Шафиров выйти отказался, выкрикивая оскорбительные слова в адрес Скорнякова-Писарева: – Ты мой главный неприятель и вор.
Меншиков, Головкин и Брюс, посоветовавшись, решили покинуть зал Сената, заявив:
– Когда в Сенате обер-прокурор вор, то как им при том дела отправлять.
Вслед за ними вышел и обер-прокурор. Тут бы Шафирову и остановиться, но он вошел в раж, утратил контроль над собой и в запальчивости произнес роковые для себя фразы:
– Напрасно вы на меня гневаетесь и вон высылаете. Вы все мои главные неприятели. Светлейший князь – за почепское дело, а на канцлера графа Головкина я отдал челобитную самому государю. Для того им в Сенате приговаривать не надлежит.
– Ты меня не убей! – бросил реплику Меншиков.
– Ты всех побьешь! – парировал Шафиров. – Только я за тебя, как Волконский и князь Матвей Гагарин, петли на голову не положу.
Шафиров имел в виду казнокрадство Гагарина и пристрастное, в пользу Меншикова, расследование его злоупотреблений князем Григорием Волконским. Хотя Меншиков и был причастен к обоим преступлениям, но вышел сухим из воды, в то время как Гагарин и Волконский поплатились жизнью и имуществом.
К разразившейся в Сенате сваре были причастны сначала Скорняков-Писарев и Шафиров.
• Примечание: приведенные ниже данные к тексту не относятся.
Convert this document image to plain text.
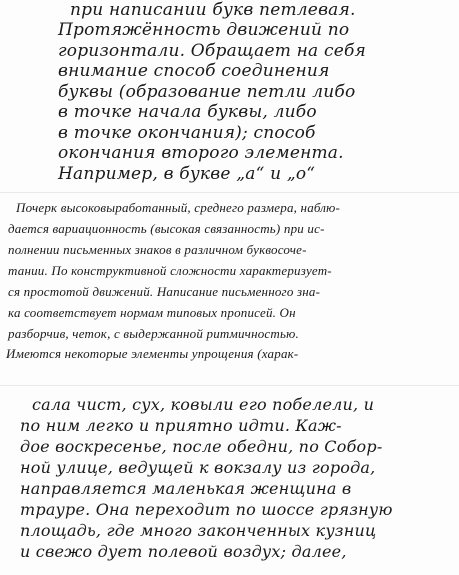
при написании букв петлевая.
Протяжённость движений по
горизонтали. Обращает на себя
внимание способ соединения
буквы (образование петли либо
в точке начала буквы, либо
в точке окончания); способ
окончания второго элемента.
Например, в букве „а“ и „о“
Почерк высоковыработанный, среднего размера, наблю-
дается вариационность (высокая связанность) при ис-
полнении письменных знаков в различном буквосоче-
тании. По конструктивной сложности характеризует-
ся простотой движений. Написание письменного зна-
ка соответствует нормам типовых прописей. Он
разборчив, четок, с выдержанной ритмичностью.
Имеются некоторые элементы упрощения (харак-
сала чист, сух, ковыли его побелели, и
по ним легко и приятно идти. Каж-
дое воскресенье, после обедни, по Собор-
ной улице, ведущей к вокзалу из города,
направляется маленькая женщина в
трауре. Она переходит по шоссе грязную
площадь, где много законченных кузниц
и свежо дует полевой воздух; далее,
После событий 31 октября она переросла в свару между Шафировым и Меншиковым.
Прибыв в Москву, Петр 9 января 1723 года создал для расследования скандала так называемый «Вышний суд». Только теперь Шафиров вполне оценил меру нависшей опасности. В челобитной царю 15 января он писал: «Слезно прошу прощения и помилования в преступлении моем».[378]
Признание вины не помогло. Суд приговорил Шафирова к казни отсечением головы. Очевидец событий, камер-юнкер Берхгольц, отправившись рано утром 15 февраля в Кремль, дабы посмотреть на экзекуцию, записал в «Дневнике»: «Вокруг эшафота стояло бесчисленное множество народа, самое же место казни окружали солдаты. Когда виновного, на простых санях и под караулом, привезли из Преображенского приказа, ему прочли его приговор и преступления… После того с него сняли парик и старую шубу и взвели его на возвышенный эшафот, где он по русскому обычаю обратился лицом к церкви и несколько раз перекрестился, потом встал на колена и положил голову на плаху; но прислужники палача вытянули его ноги, так что ему пришлось лежать на своем толстом брюхе. Затем палач поднял вверх большой топор, но ударил им возле, по плахе – и тут Макаров от имени императора объявил, что преступнику, во уважение его заслуг, даруется жизнь…»
Потрясенного Шафирова присутствовавшие на экзекуции сенаторы поздравляли с помилованием, но тот «сказал будто бы, что лучше бы уже открыть большую жилу, чтоб разом избавить его от мучения».